Oku begann seine Karriere als professioneller Mangaka mit Hen, einer romantischen Komödie, die ursprünglich in zwei Teilen veröffentlicht wurde. Sein nächstes Werk, Zero One, war eine Serie über ein Videospiel-Turnier, die schließlich aufgrund schlechter Resonanz abgesetzt wurde. Allerdings erlangte Oku internationale Anerkennung mit seinem nächsten Projekt, Gantz, das von 2000 bis 2013 im Magazin Weekly Young Jump serialisiert wurde. Diese Serie, gesammelt in 37 Bänden, wurde sein renommiertestes Werk und etablierte seinen charakteristischen Stil, der Science-Fiction mit expliziter Gewalt und psychologischem Drama verbindet. Nach dem Abschluss von Gantz schuf er Inuyashiki, eine Geschichte über einen älteren Mann, der in eine mächtige Maschine verwandelt wird, die von 2014 bis 2017 lief.

Als Schöpfer ist Oku für seine wegweisende Verwendung digitaler Verarbeitung für Manga-Hintergründe bekannt. Seine Erzählungen stellen oft gewöhnliche Menschen in außergewöhnliche und gewalttätige Umstände und erkunden Themen wie Leben, Tod und Moral. Seine Werke enthalten häufig explizite Gewalt, Blut und sexuelle Situationen sowie Themen, die von der Öffentlichkeit als tabu betrachtet werden. Oku hat die Mangaka Katsuhiro Otomo und Ryoichi Ikegami als große Einflüsse auf sein Werk genannt.

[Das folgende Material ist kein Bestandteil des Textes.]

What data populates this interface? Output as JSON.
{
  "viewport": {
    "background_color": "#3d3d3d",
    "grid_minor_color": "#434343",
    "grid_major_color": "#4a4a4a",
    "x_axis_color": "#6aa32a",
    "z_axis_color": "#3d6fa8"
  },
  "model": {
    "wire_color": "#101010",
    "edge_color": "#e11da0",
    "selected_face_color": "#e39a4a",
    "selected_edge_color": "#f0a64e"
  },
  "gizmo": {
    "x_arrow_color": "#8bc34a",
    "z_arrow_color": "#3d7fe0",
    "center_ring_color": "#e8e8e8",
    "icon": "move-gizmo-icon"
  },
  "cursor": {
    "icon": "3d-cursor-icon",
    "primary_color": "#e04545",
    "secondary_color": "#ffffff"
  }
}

Mehrere von Okus Manga wurden in andere Medien adaptiert. Die erste große Adaption war die Gantz-Anime-Serie, produziert vom Studio Gonzo. Darauf folgte eine zweiteilige Realfilm-Serie: Gantz (2011) und Gantz II: Perfect Answer (2011), beide unter der Regie von Shinsuke Sato. Das Franchise wurde später in einen vollständigen 3D-CG-Anime-Film adaptiert, GANTZ:O, der 2016 veröffentlicht wurde. Sein nächstes bedeutendes Werk, Inuyashiki, wurde in eine Anime-Fernsehserie mit dem Titel Inuyashiki Last Hero adaptiert, produziert vom Studio MAPPA, die 2017 ausgestrahlt wurde. Neben seiner Manga- und Anime-Arbeit trug Oku auch zur Videospielindustrie bei, indem er einen Charakter namens Shura für Namco Bandais Kampfspiel Soulcalibur IV entwarf.